En effet, la toute première aventure de Paddy Wellgone, « L’énigme de la malle rouge », est la plus moderne, du moins la moins ancrée dans son époque par le style, l’intrigue et la narration, que celles suivantes et ce, malgré le fait que le détective n’en soit pas le personnage principal.

Par la suite, Paddy Wellgone prend la place principale d’intrigues qui sont bien plus datées, du moins très similaires à ce qu’il s’écrivait à l’époque, et la narration se retrouve au même diapason.

Ainsi, tout comme dans « Le testament fantôme » et « Le masque aux lunettes », on retrouve l’idée de gang de bandits, de déguisements, d’aventures rocambolesques, de Némésis...

Paddy Wellgone se lance à la poursuite de la mystérieuse comtesse Mira Selena, femme gangster à qui il s’est déjà confronté par le passé.
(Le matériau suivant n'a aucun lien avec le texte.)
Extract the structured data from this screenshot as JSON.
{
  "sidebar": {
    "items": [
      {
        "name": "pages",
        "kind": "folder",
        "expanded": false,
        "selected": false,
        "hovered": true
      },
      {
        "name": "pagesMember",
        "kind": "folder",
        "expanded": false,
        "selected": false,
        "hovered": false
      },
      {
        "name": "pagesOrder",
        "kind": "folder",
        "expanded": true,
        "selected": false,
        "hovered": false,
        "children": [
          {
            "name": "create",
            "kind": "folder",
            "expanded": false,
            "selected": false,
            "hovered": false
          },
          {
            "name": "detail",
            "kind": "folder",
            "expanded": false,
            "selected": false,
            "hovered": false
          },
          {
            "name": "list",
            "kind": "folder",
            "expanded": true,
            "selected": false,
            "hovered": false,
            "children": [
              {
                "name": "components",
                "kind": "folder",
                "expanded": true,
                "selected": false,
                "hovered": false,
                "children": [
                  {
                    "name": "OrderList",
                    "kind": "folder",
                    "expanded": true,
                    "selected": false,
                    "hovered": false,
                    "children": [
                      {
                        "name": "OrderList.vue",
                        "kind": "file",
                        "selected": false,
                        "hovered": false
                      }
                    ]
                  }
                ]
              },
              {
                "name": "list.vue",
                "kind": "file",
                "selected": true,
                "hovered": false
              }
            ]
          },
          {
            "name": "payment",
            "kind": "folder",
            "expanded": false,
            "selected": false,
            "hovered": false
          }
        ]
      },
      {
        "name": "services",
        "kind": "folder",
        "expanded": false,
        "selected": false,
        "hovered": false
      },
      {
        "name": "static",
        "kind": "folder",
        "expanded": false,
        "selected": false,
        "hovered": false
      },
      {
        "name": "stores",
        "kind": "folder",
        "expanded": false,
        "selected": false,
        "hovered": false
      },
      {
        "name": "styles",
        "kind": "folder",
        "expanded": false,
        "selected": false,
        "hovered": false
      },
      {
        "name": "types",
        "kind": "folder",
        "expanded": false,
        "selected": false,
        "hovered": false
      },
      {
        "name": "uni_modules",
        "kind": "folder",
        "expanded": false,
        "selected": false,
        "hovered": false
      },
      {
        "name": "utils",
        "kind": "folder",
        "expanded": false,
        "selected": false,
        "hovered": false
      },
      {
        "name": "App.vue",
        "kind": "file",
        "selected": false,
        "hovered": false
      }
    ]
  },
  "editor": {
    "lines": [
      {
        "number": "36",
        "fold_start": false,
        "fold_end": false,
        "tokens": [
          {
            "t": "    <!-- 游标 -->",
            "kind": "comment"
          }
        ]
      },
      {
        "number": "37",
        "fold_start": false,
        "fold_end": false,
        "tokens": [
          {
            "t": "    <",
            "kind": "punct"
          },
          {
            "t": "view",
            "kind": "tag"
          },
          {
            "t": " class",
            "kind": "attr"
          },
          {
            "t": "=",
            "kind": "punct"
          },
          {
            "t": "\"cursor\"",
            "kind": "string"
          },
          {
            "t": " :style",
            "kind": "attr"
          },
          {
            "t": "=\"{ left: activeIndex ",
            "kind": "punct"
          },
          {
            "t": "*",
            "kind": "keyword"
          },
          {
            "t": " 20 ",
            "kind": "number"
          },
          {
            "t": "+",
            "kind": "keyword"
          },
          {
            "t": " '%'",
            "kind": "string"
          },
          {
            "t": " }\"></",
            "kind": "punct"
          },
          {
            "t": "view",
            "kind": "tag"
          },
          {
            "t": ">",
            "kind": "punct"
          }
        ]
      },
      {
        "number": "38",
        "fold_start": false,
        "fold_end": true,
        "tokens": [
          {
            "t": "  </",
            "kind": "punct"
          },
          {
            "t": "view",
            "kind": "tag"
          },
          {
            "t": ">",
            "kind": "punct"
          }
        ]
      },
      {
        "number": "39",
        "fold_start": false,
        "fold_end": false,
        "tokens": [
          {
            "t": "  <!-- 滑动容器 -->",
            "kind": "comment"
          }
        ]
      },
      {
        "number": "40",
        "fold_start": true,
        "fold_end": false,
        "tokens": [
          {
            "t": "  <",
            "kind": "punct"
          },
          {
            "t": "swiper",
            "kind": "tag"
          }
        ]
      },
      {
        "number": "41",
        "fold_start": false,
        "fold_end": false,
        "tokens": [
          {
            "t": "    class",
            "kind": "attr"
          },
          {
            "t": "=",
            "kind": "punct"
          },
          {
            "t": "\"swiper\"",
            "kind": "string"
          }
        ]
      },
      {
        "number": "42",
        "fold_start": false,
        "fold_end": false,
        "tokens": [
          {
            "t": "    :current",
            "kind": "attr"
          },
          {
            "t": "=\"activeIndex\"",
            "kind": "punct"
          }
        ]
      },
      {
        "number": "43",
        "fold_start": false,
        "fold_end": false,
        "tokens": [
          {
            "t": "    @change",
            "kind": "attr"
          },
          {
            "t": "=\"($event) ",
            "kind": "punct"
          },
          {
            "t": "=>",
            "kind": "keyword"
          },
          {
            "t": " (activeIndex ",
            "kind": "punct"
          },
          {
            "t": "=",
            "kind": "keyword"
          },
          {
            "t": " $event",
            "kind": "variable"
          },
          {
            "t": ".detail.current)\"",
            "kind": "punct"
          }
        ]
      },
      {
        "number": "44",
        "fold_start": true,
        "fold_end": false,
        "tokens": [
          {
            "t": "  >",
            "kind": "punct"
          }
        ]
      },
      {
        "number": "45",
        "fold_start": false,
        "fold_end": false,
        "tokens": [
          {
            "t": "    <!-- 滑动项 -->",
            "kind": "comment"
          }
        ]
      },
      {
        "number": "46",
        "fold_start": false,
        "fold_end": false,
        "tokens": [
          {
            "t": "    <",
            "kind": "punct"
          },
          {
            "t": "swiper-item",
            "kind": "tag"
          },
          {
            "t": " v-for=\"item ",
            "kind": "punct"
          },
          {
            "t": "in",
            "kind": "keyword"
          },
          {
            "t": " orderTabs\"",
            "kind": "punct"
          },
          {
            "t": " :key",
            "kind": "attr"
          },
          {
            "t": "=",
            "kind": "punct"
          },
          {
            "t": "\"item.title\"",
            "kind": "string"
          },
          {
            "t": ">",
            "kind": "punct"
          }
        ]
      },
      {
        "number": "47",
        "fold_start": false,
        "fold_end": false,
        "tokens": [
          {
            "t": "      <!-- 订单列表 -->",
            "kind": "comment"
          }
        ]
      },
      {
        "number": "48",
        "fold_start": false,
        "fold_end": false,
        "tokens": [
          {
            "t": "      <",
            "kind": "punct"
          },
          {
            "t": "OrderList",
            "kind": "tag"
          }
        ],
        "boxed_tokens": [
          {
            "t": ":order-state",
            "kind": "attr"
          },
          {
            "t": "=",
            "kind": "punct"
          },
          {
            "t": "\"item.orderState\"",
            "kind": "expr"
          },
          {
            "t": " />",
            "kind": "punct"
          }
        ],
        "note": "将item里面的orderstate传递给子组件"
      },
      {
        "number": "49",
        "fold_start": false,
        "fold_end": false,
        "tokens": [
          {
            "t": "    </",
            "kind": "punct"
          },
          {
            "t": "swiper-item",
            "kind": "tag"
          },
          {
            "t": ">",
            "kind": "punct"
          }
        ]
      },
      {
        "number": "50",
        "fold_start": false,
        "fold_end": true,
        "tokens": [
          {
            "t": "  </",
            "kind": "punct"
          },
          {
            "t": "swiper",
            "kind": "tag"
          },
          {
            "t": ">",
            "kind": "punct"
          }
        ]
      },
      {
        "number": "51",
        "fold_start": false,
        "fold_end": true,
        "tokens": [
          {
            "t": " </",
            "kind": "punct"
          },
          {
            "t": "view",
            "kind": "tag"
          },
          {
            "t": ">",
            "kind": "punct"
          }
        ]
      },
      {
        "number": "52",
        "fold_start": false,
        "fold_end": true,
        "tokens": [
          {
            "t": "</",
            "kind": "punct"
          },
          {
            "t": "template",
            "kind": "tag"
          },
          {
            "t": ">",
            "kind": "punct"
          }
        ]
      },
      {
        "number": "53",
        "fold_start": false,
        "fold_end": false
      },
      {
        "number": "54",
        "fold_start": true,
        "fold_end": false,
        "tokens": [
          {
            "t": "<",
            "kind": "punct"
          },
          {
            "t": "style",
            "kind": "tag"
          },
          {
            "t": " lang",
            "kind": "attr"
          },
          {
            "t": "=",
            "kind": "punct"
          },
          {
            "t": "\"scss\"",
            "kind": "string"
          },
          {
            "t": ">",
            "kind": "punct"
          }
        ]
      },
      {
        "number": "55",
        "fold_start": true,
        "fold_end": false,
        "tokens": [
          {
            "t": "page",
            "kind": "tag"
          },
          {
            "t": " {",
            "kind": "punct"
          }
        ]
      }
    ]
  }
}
Pour cela, l’enquêteur va tenter d’infiltrer la domesticité d’une riche douairière qui se retrouve sous la coupe d’une étrange femme qui travaille probablement pour le compte de la fameuse Mira. 

Là encore, comme dans les autres titres courts (« L’énigme de la malle rouge » est un roman de taille standard, contrairement aux autres titres plus concis), la perspicacité du détective, la phase purement investigation, va laisser la place à l’action et à la réaction. Pas réellement de suspens ni de surprise, donc, puisque l’auteur prend le parti de narrer principalement les agissements de son héros et non son cheminement de pensée.

H.-J. Magog nous propose donc un court roman d’aventures policières plus qu’un roman à suspens, ce qui est dans la veine de la collection d’origine. Cependant, il est à noter que l’auteur perd, ici, un peu de son talent de narration qui était un atout indéniable dans d’autres productions.

Pour ce qui est des autres défauts, on pourra reprendre peu ou proue ceux des autres titres de taille équivalente : personnage à peine esquissé, action privilégiée sur l’investigation, ressorts similaires...

Cependant, la concision du texte en fait tout de même une lecture agréable idéale pour quand on ne peut accorder des heures à un ouvrage.

Au final, sans atteindre l’efficacité et la qualité de « L’énigme de la malle rouge », du même auteur et avec le même personnage, ce court roman apporte tout de même un bon moment de lecture, mais qui ne marquera pas les esprits.